Артём подхватил с блюдца последний кусок пиццы и лениво пожевал её, пытаясь выбрать, какую игру запустить. В темноте вечера вдруг навалилась тяжесть одиночества, почти такая же, как там, в камере. Ему было совершенно не с кем поговорить.
С Филом они созванивались в четыре часа дня, и голос у друга был невозможно сонным. Проговорили они минут двадцать: Фил поведал, как мать, как отец, и широко зевнул. Артём немедленно отправил его дрыхнуть без задних ног. Варе звонить не смел: к ней тоже приехали родители, и им нужно было провести этот вечер вместе.
Артём отряхнул пальцы и, надев наушники, решил в четвёртый раз пройти легендарную игру.
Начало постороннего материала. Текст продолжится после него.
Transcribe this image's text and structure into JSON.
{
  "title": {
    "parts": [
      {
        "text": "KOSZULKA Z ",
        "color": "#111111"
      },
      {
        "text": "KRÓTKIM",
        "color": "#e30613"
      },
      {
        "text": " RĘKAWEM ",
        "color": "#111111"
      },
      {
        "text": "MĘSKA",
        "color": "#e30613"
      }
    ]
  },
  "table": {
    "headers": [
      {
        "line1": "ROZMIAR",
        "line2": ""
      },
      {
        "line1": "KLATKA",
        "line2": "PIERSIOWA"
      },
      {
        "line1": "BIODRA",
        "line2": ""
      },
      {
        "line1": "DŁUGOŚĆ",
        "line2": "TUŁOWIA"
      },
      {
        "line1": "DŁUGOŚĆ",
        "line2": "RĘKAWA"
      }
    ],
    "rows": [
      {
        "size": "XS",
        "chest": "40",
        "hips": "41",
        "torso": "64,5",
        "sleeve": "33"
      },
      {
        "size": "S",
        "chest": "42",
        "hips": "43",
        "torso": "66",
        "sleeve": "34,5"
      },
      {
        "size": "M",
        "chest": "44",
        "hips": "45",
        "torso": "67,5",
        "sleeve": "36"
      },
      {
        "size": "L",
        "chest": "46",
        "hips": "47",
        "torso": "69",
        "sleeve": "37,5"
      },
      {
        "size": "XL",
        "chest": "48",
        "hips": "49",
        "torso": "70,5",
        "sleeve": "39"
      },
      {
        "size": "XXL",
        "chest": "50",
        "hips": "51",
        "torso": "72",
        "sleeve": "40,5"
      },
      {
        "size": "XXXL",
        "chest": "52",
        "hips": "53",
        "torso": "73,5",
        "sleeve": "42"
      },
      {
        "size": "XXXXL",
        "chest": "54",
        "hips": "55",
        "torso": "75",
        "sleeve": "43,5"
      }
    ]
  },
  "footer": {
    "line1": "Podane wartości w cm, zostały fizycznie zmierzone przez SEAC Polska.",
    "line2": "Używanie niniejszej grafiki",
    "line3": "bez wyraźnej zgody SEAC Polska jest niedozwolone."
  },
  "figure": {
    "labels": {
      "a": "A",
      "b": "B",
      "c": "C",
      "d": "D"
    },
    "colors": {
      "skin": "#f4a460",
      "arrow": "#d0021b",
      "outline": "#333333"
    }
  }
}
Он проходил её эльфом-магом, человеком-рыцарем, а на сей раз решил человеком-разбойником: уж очень интересные у них способности. Артём спокойно кликал мышкой, выбирая реплики в диалогах и вспоминая боёвку. В звуки игры начали вмешиваться посторонние звуки – обрывки родительских разговоров.
Мать с отцом ругались. Опять. Как пять лет назад, перед разводом. Артём пытался сосредоточиться на игре, но его убили со второго удара.
– Чёрт… – пришлось перезапускать игру с самого начала: он самонадеянно не стал сохраняться перед боем.
В наушниках была тишина, и родительские голоса звучали всё отчётливее и громче. Ссора набирала обороты и шла хорошо знакомой дорогой: всё чаще и чаще всплывало его имя «Артём»; мама доказывала, что батины методы воспитания плохо сказываются на сыне; батя упрекал мать в разводе.
– Задолбало, – рыкнул Артём, подхватывая тарелку из-под пиццы и твёрдыми шагами направляясь в кухню.
Родители смолкли, едва он появился на пороге с тарелкой в руках. Артём пристально посмотрел сперва на отца, потом на маму и, едко усмехнувшись, положил посуду в раковину:
– Нич-чего не изменилось. Ну сколько можно, а? Я всё детство это слушал. Думал: я вырос, прошло пять лет – может, что-нибудь изменилось. Ага, счас прям! Прости, ма, что я тебя сюда привёл. Надо было тебе реально в гостинице оставаться. Спокойней было б и тебе, и бате, – он взъерошил волосы и развёл руками: – Но прекращайте спорить, кто и как воспитал, а! Я уже вырос таким, каким уже вырос. Пардон, если что не так!
– Тёмыч, да ты что такое говоришь? – отец поднялся из-за стола.
– Тёма, – мама оказалась проворнее и, привстав на носочки, погладила его по голове, – прости. Просто это событие меня совсем вывело из себя. Ты замечательный мальчик.
– Настоящий пацан, – приобнял его отец за плечо.
Артём улыбнулся. Только ему было совсем не весело.
Через пару часов батя завис на любимом раздвижном кресле перед телевизором в ожидании футбольного матча, мама расстилала себе постель на большой двуспальной кровати, а Артём лежал в своей комнате, бездумно глядя в потолок. Мерзкое скребущее чувство тоски никак не желало покидать его, хотя, вроде бы, всё уже было хорошо.
«Какой, к чёрту, хорошо? Варьку с Филом чуть не убили. Лерка… Бросила! – шумно выдохнул в темноту Артём. – Хорошо, блин!»
Дверь тихонько приоткрылась, и в темноту проник мамин шёпот:
– Тёмушка, можно к тебе?
Артём сел, хлопая ладонью по кровати рядом с собой. Мама бережно прикрыла за собой дверь и, крадучись, села рядом. Напряжённо молчали. Мамина рука невесомо скользнула по предплечью и погладила пальцы. Артём рвано вздохнул и ткнулся лбом в мамино плечо.
– Тёмушка, – заботливо прошептала мама, поглаживая его по макушке.
От этого обращения болезненно сжалось сердце, а на глаза навернулись слёзы. Тяжесть прошедшей недели навалилась на него, выжимая все соки, все силы. Артём не смел никому рассказать, как больно сидеть трое суток в запертой комнате и ощупывать разбитый нос. Не хотел признаваться даже себе, что разрыв с Леркой – обидный: ведь когда-то он к ней неровно дышал. И с радостью раскрывал объятия для напуганной Вари: ей пришлось пережить гораздо больше, чем ему!